The 10 films in the festival programme feature only a few of the works McGrath wrote, directed or produced.
They range from short features set in the Highlands and the Orkneys to the mainstream films Billion Dollar Brain, Carrington and The Reckoning, the latter a visceral — and neglected — feature which targets the brutalities of the upper-crust business world.
Also well worth seeking out is the film The Bofors Gun, adapted from one of his plays, which has a group of British squaddies at their commanding officer’s throat as they pointlessly guard an obsolete weapon at the height of the cold war in West Germany.
That’s well worth seeking out, as is the screening of an episode of Z-Cars which, for the first time in the 1960s, brought a sharp and innovative dose of social reality to the police series formula on TV. As McGrath said, “it was a way of getting into a whole society, to use a popular form and try and bang into it some reality.”
McGrath used popular forms in his theatre too, most notably the ceilidh in the hugely acclaimed The Cheviot, The Stag And The Black, Black Oil (1973), again adapted from the stage for TV, which tells the story of Scotland’s exploitation from the Highland clearances to the oil boom.
Also being screened are Border Warfare and John Brown’s Body, both epic trilogies on Scotland’s fractious relations with England and the history of Scotland’s industrial classes.

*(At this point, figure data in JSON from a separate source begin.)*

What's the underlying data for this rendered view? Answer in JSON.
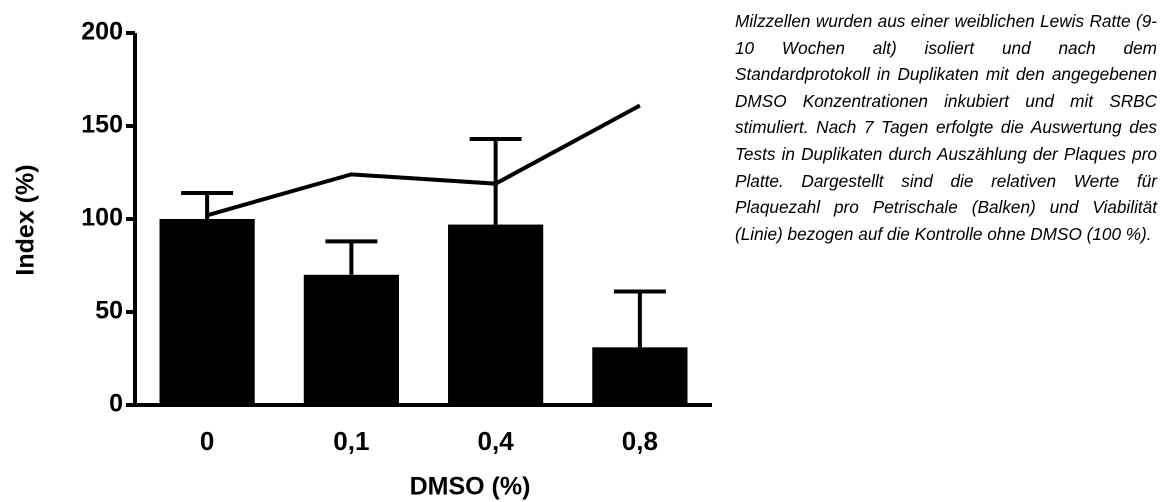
{
  "chart_data": {
    "type": "bar",
    "xlabel": "DMSO (%)",
    "ylabel": "Index (%)",
    "categories": [
      "0",
      "0,1",
      "0,4",
      "0,8"
    ],
    "values": [
      100,
      70,
      97,
      31
    ],
    "errors": [
      14,
      18,
      46,
      30
    ],
    "color": "#000000",
    "line": {
      "values": [
        102,
        124,
        119,
        161
      ],
      "color": "#000000"
    },
    "ylim": [
      0,
      200
    ],
    "yticks": [
      0,
      50,
      100,
      150,
      200
    ]
  },
  "caption": "Milzzellen wurden aus einer weiblichen Lewis Ratte (9-10 Wochen alt) isoliert und nach dem Standardprotokoll in Duplikaten mit den angegebenen DMSO Konzentrationen inkubiert und mit SRBC stimuliert. Nach 7 Tagen erfolgte die Auswertung des Tests in Duplikaten durch Auszählung der Plaques pro Platte. Dargestellt sind die relativen Werte für Plaquezahl pro Petrischale (Balken) und Viabilität (Linie) bezogen auf die Kontrolle ohne DMSO (100 %)."
}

And there’s the TV adaptation too of There Is A Happy Land, a three-part concert of stories in English and Gaelic which tells the history of the Gaelic-speaking people of Scotland, revealing along the way how they’ve been treated by central governments in Edinburgh, London — and Washington.
Border Warfare: John McGrath’s Work In TV, Theatre And Film runs from June 20-29 at the Edinburgh International Film Festival, details: www.edfilmfest.org.uk.